Moreover, all moving objects in the environment might be controllable, and in such cases it is required to organize their movements simultaneously. This problem is known as multi-agent path finding. For example, in some video strategy games [3] it is required to move numerous agents from place to place considering different parameters inside the environment. Other examples include autonomous aircraft-towing vehicles [4], autonomous intersection management [5], forklift robot fleets [6], swarms of differential-drive robots and quadcopters [7—9].
In general, there are three important features for ideal solvers of path finding problems. First, the solver should account for the agent's (e.g., robot) constraints as much as possible in order for the produced solutions to be safely applicable in real-life applications (e.g., consider the offset in the real path for a kinodynamic robot which was planned assuming a simultaneous ability to stop/start moving). Second, the solver should be fast so the planning can be run in real-time so the agent is always capable to react and adapt with the environment changes in the real-time. Third, it is desirable for the solver to return optimal solutions such that producing paths which minimizes the travel time or the fuel cost, etc. Consider autonomous vehicles which always choose the optimal highways to deliver in the least time with full safety, warehouse robots where every reduced second in robot working time increases the overall throughput, etc.
In this dissertation, we aim at developing efficient algorithms which can produce feasible and optimal solutions in order to help pushing the progress in Robotics and Artificial Intelligence domains. Particularly, the dissertation includes
research in three problems in two main areas. The first problem is the problem of single-agent path finding in a known dynamic environment when the agent has kinodynamic constraints. The second and the third problem are two versions of the multi-agent path finding (MAPF) problem.

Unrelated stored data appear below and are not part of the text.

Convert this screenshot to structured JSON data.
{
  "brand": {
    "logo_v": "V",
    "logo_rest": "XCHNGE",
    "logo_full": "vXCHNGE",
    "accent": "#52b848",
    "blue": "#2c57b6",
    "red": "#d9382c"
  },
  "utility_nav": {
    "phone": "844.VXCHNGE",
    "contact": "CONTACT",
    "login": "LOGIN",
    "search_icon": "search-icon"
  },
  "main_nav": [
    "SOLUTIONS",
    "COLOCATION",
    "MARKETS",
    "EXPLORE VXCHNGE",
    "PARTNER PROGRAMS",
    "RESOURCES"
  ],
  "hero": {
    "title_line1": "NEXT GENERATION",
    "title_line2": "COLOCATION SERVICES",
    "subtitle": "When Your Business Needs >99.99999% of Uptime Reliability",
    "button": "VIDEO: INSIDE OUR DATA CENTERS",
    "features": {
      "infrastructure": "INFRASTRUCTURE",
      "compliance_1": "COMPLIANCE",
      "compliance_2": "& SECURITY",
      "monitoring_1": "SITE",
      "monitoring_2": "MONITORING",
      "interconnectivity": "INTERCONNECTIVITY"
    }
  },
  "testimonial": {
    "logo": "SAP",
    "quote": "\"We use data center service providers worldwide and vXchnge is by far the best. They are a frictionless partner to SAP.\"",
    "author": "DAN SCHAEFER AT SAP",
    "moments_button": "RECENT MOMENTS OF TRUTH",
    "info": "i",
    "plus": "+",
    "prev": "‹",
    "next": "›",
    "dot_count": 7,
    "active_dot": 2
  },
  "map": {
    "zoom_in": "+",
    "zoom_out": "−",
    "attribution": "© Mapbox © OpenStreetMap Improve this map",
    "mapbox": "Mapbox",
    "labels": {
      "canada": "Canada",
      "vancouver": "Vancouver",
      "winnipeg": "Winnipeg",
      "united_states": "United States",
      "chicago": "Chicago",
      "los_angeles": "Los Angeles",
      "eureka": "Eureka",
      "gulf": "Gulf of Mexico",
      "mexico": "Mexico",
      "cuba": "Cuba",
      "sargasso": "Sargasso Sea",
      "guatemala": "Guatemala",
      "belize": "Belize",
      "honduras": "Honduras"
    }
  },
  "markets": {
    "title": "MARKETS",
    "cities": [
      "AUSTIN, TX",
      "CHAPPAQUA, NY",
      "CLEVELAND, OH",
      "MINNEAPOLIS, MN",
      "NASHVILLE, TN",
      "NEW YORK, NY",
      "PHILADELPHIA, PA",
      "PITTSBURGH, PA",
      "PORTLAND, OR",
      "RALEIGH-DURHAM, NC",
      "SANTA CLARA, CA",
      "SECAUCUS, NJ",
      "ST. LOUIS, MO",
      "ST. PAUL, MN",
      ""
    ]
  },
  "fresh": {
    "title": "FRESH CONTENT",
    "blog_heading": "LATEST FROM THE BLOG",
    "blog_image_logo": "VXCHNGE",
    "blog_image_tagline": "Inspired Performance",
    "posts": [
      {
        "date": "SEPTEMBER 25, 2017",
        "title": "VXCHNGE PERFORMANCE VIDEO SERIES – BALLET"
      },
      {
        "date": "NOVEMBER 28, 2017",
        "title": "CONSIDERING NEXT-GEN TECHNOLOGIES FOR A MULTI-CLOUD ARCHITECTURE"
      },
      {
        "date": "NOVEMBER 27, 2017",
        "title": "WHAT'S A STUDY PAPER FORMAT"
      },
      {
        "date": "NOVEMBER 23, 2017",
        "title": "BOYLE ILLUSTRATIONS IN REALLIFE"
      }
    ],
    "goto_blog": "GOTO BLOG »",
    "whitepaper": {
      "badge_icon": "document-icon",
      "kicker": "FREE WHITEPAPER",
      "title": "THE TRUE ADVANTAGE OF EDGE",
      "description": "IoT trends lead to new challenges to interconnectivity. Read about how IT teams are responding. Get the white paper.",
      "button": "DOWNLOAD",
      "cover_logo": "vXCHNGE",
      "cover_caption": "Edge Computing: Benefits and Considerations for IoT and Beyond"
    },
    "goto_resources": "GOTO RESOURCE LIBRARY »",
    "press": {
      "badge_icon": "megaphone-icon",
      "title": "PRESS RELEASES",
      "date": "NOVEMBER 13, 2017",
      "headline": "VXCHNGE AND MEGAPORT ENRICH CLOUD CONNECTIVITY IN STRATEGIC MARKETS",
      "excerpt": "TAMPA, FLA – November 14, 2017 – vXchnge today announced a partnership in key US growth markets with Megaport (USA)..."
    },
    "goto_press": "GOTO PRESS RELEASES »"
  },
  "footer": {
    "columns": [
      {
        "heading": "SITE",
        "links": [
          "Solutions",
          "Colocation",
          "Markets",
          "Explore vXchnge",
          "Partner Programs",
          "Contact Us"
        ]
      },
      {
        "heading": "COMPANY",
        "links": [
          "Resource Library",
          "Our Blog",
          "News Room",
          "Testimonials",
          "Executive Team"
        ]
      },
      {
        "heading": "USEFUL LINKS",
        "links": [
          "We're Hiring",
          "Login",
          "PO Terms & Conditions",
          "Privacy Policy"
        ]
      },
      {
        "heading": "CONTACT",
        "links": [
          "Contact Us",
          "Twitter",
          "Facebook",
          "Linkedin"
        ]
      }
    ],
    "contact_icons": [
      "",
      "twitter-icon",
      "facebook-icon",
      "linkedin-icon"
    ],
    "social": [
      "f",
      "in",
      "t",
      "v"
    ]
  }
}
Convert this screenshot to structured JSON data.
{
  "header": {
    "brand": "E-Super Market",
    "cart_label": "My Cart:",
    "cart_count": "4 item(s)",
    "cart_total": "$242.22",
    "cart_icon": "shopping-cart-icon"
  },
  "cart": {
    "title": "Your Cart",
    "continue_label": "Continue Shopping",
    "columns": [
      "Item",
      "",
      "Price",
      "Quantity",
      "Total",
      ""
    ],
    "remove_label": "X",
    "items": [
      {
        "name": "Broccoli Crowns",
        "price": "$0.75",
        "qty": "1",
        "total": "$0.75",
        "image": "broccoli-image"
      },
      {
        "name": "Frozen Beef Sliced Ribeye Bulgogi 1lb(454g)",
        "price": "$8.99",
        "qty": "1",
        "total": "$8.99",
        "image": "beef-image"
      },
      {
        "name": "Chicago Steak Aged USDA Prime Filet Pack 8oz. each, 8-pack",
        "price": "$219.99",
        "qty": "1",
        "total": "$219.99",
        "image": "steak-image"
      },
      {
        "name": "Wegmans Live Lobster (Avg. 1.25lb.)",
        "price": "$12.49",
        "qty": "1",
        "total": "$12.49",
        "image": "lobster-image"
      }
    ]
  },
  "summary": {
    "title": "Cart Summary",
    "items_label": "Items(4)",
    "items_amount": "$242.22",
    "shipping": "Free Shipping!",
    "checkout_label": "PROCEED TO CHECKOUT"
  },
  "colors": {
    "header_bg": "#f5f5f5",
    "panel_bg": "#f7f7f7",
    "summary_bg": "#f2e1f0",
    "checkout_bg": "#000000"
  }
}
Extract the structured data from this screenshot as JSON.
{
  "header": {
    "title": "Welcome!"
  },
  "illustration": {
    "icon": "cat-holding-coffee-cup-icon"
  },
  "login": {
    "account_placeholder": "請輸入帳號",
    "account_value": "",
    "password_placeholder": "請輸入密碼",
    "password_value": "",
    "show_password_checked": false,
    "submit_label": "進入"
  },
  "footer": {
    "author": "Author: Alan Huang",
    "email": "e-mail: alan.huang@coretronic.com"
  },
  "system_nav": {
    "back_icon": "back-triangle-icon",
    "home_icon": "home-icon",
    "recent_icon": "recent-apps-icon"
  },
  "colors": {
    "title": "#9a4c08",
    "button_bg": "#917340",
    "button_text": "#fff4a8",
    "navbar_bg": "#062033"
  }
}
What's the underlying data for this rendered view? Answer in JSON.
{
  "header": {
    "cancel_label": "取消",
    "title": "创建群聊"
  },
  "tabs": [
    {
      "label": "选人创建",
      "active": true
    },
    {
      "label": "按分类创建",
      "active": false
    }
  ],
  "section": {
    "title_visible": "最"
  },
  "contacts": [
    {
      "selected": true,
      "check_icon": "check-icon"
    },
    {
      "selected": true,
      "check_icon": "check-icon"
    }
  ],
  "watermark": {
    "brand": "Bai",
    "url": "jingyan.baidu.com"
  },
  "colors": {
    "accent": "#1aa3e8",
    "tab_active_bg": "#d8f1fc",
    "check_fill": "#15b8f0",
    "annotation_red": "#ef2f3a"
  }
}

The degree of development of the topic. In general, solving the path finding problem in complex conditions consists roughly of two steps: defining the motion primitives which the agent can do w.r.t. its differential constraints and finding the sequence of motion primitives which lead the agent to its goal position. In the first step, the motion primitives can be represented in different ways (i.e., explicitly as sequence of points, implicitly as continuous functions, procedures to generate them from the forward agent model in either random or deterministic way, etc.) and using different methods. Some of these methods include steering functions, experimentally-produced motion primitives, forward model simulation, optimization methods. In some cases, the path is tried to be found directly from this step by trying to find a continuous function from the start to the end, e.g., using optimization methods [10; 11]. However, some of these methods are computationally expensive, and some other require an initial guess (a rough path which is found by another method) which highly affects the final solution and may lead to locally optimal results.
In the second step, the methods to find the sequence of moves include, among others, graph search, sampling-based incremental search, graph-based incremental search and machine learning methods. The sampling-bases incremental search, most famously random sampling [12], searches the goal point by sampling the free space and then growing the search tree toward the sample points until getting close to the goal point. This method is used usually for searching paths in high-dimensional spaces, however it generally produces rough paths with weak (e.g., probabilistic) guarantees regarding the completeness and optimality. Machine learning methods [13] such as supervised learning (SL) methods and reinforcement learning (RL) methods are useful to generate feasible actions (motion primitives) for the agent, however as a global searcher it has several disadvantages such as the dependence on training data for SL methods and the require of reward functions for RL methods. On the other hand, if the explicit graph of actions for the agent is given (or when the actions are given for each state of the agent implicitly), graph search (or graph-based incremental search) methods can be a suitable choice. Graph search methods explore the given actions deterministically, and therefore can in
most cases guarantee the completeness and the optimality of the returned solution (w.r.t. the input actions).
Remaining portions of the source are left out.